6:37 MarySarah: hepsy, maybe he doesn't want to give you "false help" like they claim & maybe he doesn't feel worthy or a room feels more permanent or sleeping in sep room seems more obvious to others? IDK, just some guesses

6:40 MarySarah: Surety2 6:18 I am sure you are so happy for positive, that you want more of it & less confusion, maybe coming out of fog takes longer than we think & they have sleep in their eyes, or smoke in their eyes from fires of hell PTL he's losing anger

6:40 MarySarah: Hey wiffe & koko

6:41 MarySarah: Hey KM2

6:42 koko: Jim struggling right now while on vacation W leaned on me several times .head on shoulders, chin on back to talk to friends.

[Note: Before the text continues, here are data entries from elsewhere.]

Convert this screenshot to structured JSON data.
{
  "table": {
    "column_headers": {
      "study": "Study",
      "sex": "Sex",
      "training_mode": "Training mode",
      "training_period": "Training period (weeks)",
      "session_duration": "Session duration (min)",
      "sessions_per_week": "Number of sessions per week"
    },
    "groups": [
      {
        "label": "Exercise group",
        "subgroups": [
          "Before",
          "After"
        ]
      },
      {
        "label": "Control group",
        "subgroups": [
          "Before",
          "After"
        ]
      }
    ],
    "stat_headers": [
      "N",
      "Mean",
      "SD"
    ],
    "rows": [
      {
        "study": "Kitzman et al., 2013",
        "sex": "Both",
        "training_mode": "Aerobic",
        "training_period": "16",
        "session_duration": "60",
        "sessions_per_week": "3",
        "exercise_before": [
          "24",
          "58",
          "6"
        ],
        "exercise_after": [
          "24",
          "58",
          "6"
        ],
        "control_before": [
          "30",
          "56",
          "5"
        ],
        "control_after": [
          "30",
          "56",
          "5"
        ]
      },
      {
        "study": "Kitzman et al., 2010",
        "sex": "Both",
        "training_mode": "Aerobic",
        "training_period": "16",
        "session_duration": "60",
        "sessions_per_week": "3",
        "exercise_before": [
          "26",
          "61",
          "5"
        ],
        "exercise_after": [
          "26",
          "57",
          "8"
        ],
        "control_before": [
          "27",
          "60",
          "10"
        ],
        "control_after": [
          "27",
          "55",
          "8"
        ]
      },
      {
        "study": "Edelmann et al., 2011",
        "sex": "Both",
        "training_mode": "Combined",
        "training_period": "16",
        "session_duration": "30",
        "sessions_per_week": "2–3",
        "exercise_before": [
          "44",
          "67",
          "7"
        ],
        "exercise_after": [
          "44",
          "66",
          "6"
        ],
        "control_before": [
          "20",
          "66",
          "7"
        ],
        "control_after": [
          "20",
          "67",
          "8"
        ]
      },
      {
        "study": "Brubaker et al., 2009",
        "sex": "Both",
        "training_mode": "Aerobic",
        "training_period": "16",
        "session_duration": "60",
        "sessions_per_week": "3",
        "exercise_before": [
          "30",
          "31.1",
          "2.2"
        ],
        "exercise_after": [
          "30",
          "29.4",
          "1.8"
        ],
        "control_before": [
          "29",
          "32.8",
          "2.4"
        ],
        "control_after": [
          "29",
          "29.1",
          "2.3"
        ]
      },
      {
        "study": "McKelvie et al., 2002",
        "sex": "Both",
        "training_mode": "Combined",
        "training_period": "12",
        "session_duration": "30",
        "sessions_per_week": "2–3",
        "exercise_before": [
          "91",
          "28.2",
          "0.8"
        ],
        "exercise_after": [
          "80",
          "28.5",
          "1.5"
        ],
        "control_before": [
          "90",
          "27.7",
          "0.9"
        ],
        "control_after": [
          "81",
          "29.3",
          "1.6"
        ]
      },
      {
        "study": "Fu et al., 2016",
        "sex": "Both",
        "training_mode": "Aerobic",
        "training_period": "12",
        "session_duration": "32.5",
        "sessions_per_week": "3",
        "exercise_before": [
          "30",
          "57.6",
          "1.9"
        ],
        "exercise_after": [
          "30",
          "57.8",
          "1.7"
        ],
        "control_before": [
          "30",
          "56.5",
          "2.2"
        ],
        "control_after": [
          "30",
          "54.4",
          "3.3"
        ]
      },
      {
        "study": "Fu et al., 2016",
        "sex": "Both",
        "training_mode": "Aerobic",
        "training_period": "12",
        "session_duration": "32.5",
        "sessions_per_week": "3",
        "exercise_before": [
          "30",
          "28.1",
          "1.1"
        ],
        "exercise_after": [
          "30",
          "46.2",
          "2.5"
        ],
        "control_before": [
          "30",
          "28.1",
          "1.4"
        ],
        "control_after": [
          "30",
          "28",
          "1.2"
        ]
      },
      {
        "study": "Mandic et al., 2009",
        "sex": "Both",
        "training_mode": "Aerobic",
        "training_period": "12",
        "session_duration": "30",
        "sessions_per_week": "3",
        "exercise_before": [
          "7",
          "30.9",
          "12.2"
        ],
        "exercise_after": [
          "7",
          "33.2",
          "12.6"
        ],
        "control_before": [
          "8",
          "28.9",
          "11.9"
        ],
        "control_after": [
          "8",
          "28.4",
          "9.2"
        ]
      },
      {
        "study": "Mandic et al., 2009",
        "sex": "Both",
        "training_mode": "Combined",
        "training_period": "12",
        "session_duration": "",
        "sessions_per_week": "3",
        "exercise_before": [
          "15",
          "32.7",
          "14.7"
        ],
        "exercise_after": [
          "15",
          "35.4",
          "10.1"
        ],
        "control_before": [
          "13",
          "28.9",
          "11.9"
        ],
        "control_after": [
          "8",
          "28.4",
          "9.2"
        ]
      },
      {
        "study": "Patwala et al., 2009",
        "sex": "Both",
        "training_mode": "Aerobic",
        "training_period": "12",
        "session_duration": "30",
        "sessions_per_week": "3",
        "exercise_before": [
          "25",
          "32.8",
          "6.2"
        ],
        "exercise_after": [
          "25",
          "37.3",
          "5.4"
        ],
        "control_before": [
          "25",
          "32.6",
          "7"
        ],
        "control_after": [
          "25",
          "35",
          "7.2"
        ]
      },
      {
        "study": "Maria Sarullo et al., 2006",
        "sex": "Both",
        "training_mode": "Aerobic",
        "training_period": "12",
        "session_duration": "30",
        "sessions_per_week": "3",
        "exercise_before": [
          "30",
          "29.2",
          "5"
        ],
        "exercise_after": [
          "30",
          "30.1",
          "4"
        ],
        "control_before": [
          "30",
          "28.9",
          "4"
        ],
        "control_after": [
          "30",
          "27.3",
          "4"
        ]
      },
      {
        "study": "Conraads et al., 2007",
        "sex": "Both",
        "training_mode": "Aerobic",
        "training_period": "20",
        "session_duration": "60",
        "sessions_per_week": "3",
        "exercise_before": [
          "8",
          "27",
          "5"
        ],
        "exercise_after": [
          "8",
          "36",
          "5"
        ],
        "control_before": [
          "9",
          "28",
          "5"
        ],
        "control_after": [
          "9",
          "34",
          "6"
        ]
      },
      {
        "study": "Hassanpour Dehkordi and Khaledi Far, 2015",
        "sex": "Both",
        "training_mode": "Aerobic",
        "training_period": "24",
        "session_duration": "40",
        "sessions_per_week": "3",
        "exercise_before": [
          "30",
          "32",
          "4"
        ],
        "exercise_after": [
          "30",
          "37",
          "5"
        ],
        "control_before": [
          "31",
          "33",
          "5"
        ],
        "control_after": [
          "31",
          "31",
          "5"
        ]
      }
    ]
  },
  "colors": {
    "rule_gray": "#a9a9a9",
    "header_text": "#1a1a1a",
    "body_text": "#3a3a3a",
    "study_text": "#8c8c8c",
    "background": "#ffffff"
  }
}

Had me put socks on her cold feet one night. I just do not know how I should react let her keep leading at her pace?

6:43 Surety2: yes and PTL its been encouraging, but still leery

6:51 MarySarah: Swan 6:33 I am pretty sure you are right on

6:53 MarySarah: KOKO 6:42 Yes, let her lead so she can feel safe I know it's hard PTL she is connecting

6:55 MarySarah: All, I really just miss my H & my dtr & so want to just bake cookies, make lunches, rub backs & feet, dance in rain, camp, hunt, fish, have fun, be quiet & sit together, just be near & together. MLC stinks soooo badly

7:00 Plumcrazy: Back had to go take care of Laundry. No MarySarah the counselor doesn’t open and close with prayer

7:01 MarySarah: Plum, I would say if they are Christian counselor, I should hope he/she would, esp. if you asked

7:05 MarySarah: Hey wiffe

7:06 swan admin [Programmer]: Well all, guess we should close for tonight, see you Wednesday.

7:08 wiffe: I go to a Christian based counselor and only a couple of times has he forgotten at the beginning but he always does at the end.

7:10 MarySarah: Wiffee, my counselor was great in prayer, & the kids' counselor is a pastor & social worker/ lic. counselor & he prays too

7:17 MarySarah: Goodnight all! God Bless

6:17 hepsy: dr. Jim - my h continues to sleep on couch. It is inconvenient for me if I want to get up and do something in the kitchen or den. Should I ask him to sleep upstairs in extra bedroom? And why doesn't he anyways? why the couch when we have plenty beds

6:24 Dr. Jim Conway [Administrator]: hepsy @ 6:17: I would strongly urge you not to make an issue out of whether he sleeps on the couch or the be. It's important that he doesn't see you as a controlling person.